“I feel Commission's motives are being perhaps wrongly understood”
Planning Commission Deputy Chairman Montek Singh Ahluwalia on Monday defended the widely criticised affidavit filed by the Commission before the Supreme Court. It had stated that Rs. 25 a day in rural areas constituted adequate private expenditure on food, education and health. Mr. Ahluwalia said the affidavit was “factually correct.”
He attributed the strong public reaction to a misreading of the affidavit, which, he said, was not “any new policy decision” but simply a “factual explanation” given to the Supreme Court on how poverty lines were calculated based on the findings of the Suresh Tendulkar Committee.
The poverty line estimate, he stressed, would not decide benefits or entitlements to food subsidies, which would be separate policy decisions for the government to take.
“I feel the Planning Commission's motives are being perhaps wrongly understood,” Mr. Ahluwalia told Indian reporters in Beijing, where he is heading the Indian delegation at the first Strategic Economic Dialogue (SED) with China. He said it was not the Commission's objective “to deny anybody benefits,” the provision of which was a separate issue for the government.
According to the poverty estimate in the affidavit, the percentage of people below the poverty line, based on 2009-10 data, was 32, seen by many as too small a section of the population entitled to certain benefits. Mr. Ahluwalia stressed that it was incorrect to suggest, based on the affidavit, that the Commission wanted to restrict the food subsidy to 32 per cent.

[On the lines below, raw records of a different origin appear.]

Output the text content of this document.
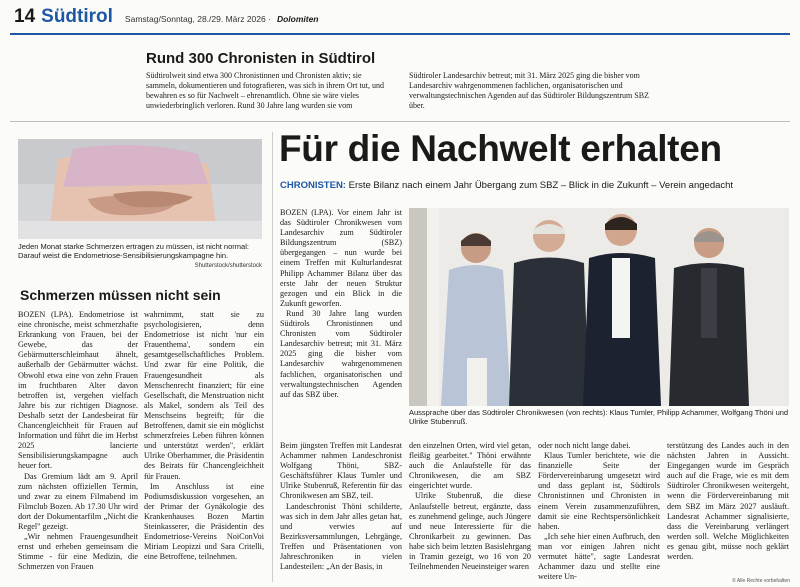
14 Südtirol Samstag/Sonntag, 28./29. März 2026 · Dolomiten
Rund 300 Chronisten in Südtirol
Südtirolweit sind etwa 300 Chronistinnen und Chronisten aktiv; sie sammeln, dokumentieren und fotografieren, was sich in ihrem Ort tut, und bewahren es so für Nachwelt – ehrenamtlich. Ohne sie wäre vieles unwiederbringlich verloren. Rund 30 Jahre lang wurden sie vom
Südtiroler Landesarchiv betreut; mit 31. März 2025 ging die bisher vom Landesarchiv wahrgenommenen fachlichen, organisatorischen und verwaltungstechnischen Agenden auf das Südtiroler Bildungszentrum SBZ über.
Jeden Monat starke Schmerzen ertragen zu müssen, ist nicht normal: Darauf weist die Endometriose-Sensibilisierungskampagne hin.
Shutterstock/shutterstock
Schmerzen müssen nicht sein

BOZEN (LPA). Endometriose ist eine chronische, meist schmerzhafte Erkrankung von Frauen, bei der Gewebe, das der Gebärmutterschleimhaut ähnelt, außerhalb der Gebärmutter wächst. Obwohl etwa eine von zehn Frauen im fruchtbaren Alter davon betroffen ist, vergehen vielfach Jahre bis zur richtigen Diagnose. Deshalb setzt der Landesbeirat für Chancengleichheit für Frauen auf Information und führt die im Herbst 2025 lancierte Sensibilisierungskampagne auch heuer fort.

Das Gremium lädt am 9. April zum nächsten offiziellen Termin, und zwar zu einem Filmabend im Filmclub Bozen. Ab 17.30 Uhr wird dort der Dokumentarfilm „Nicht die Regel" gezeigt.

„Wir nehmen Frauengesundheit ernst und erheben gemeinsam die Stimme - für eine Medizin, die Schmerzen von Frauen

wahrnimmt, statt sie zu psychologisieren, denn Endometriose ist nicht 'nur ein Frauenthema', sondern ein gesamtgesellschaftliches Problem. Und zwar für eine Politik, die Frauengesundheit als Menschenrecht finanziert; für eine Gesellschaft, die Menstruation nicht als Makel, sondern als Teil des Menschseins begreift; für die Betroffenen, damit sie ein möglichst schmerzfreies Leben führen können und unterstützt werden", erklärt Ulrike Oberhammer, die Präsidentin des Beirats für Chancengleichheit für Frauen.

Im Anschluss ist eine Podiumsdiskussion vorgesehen, an der Primar der Gynäkologie des Krankenhauses Bozen Martin Steinkasserer, die Präsidentin des Endometriose-Vereins NoiConVoi Miriam Leopizzi und Sara Critelli, eine Betroffene, teilnehmen.

Für die Nachwelt erhalten
CHRONISTEN: Erste Bilanz nach einem Jahr Übergang zum SBZ – Blick in die Zukunft – Verein angedacht

BOZEN (LPA). Vor einem Jahr ist das Südtiroler Chronikwesen vom Landesarchiv zum Südtiroler Bildungszentrum (SBZ) übergegangen – nun wurde bei einem Treffen mit Kulturlandesrat Philipp Achammer Bilanz über das erste Jahr der neuen Struktur gezogen und ein Blick in die Zukunft geworfen.

Rund 30 Jahre lang wurden Südtirols Chronistinnen und Chronisten vom Südtiroler Landesarchiv betreut; mit 31. März 2025 ging die bisher vom Landesarchiv wahrgenommenen fachlichen, organisatorischen und verwaltungstechnischen Agenden auf das SBZ über.

Aussprache über das Südtiroler Chronikwesen (von rechts): Klaus Tumler, Philipp Achammer, Wolfgang Thöni und Ulrike Stubenruß.

Beim jüngsten Treffen mit Landesrat Achammer nahmen Landeschronist Wolfgang Thöni, SBZ-Geschäftsführer Klaus Tumler und Ulrike Stubenruß, Referentin für das Chronikwesen am SBZ, teil.

Landeschronist Thöni schilderte, was sich in dem Jahr alles getan hat, und verwies auf Bezirksversammlungen, Lehrgänge, Treffen und Präsentationen von Jahreschroniken in vielen Landesteilen: „An der Basis, in

den einzelnen Orten, wird viel getan, fleißig gearbeitet." Thöni erwähnte auch die Anlaufstelle für das Chronikwesen, die am SBZ eingerichtet wurde.

Ulrike Stubenruß, die diese Anlaufstelle betreut, ergänzte, dass es zunehmend gelinge, auch Jüngere und neue Interessierte für die Chronikarbeit zu gewinnen. Das habe sich beim letzten Basislehrgang in Tramin gezeigt, wo 16 von 20 Teilnehmenden Neueinsteiger waren

oder noch nicht lange dabei.

Klaus Tumler berichtete, wie die finanzielle Seite der Fördervereinbarung umgesetzt wird und dass geplant ist, Südtirols Chronistinnen und Chronisten in einem Verein zusammenzuführen, damit sie eine Rechtspersönlichkeit haben.

„Ich sehe hier einen Aufbruch, den man vor einigen Jahren nicht vermutet hätte", sagte Landesrat Achammer dazu und stellte eine weitere Un-

terstützung des Landes auch in den nächsten Jahren in Aussicht. Eingegangen wurde im Gespräch auch auf die Frage, wie es mit dem Südtiroler Chronikwesen weitergeht, wenn die Fördervereinbarung mit dem SBZ im März 2027 ausläuft. Landesrat Achammer signalisierte, dass die Vereinbarung verlängert werden soll. Welche Möglichkeiten es genau gibt, müsse noch geklärt werden.

© Alle Rechte vorbehalten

“In all the internal discussions, I have certainly been quite supportive that we can manage 41 per cent,” he clarified.
Mr. Ahluwalia said the Commission was also of the view that there was no unique logic as to what should be the poverty line, as poverty was a “multi-dimensional concept.”
“Many people…have sort of misread the affidavit, and I have heard people say things like, ‘How can you expect anybody to feed a family on Rs. 32 a day?',” he said. “The factual position is that this number is a per capita number …and if you are talking about a family of five, you have to multiply this by about five.”
“Per person a day”
“In the affidavit,” he added, “we have indicated, first of all, that this is the number that the Tendulkar Committee recommended when we asked them to look at the poverty line. The Tendulkar numbers are expressed as per person per day, and some people have confused that with what it would require to feed a family.”
“If people feel that this poverty line is too low,” Mr. Ahluwalia added, “I am not sure what we can do because this is the Tendulkar recommendation. Maybe we can appoint another committee, but that is about all.”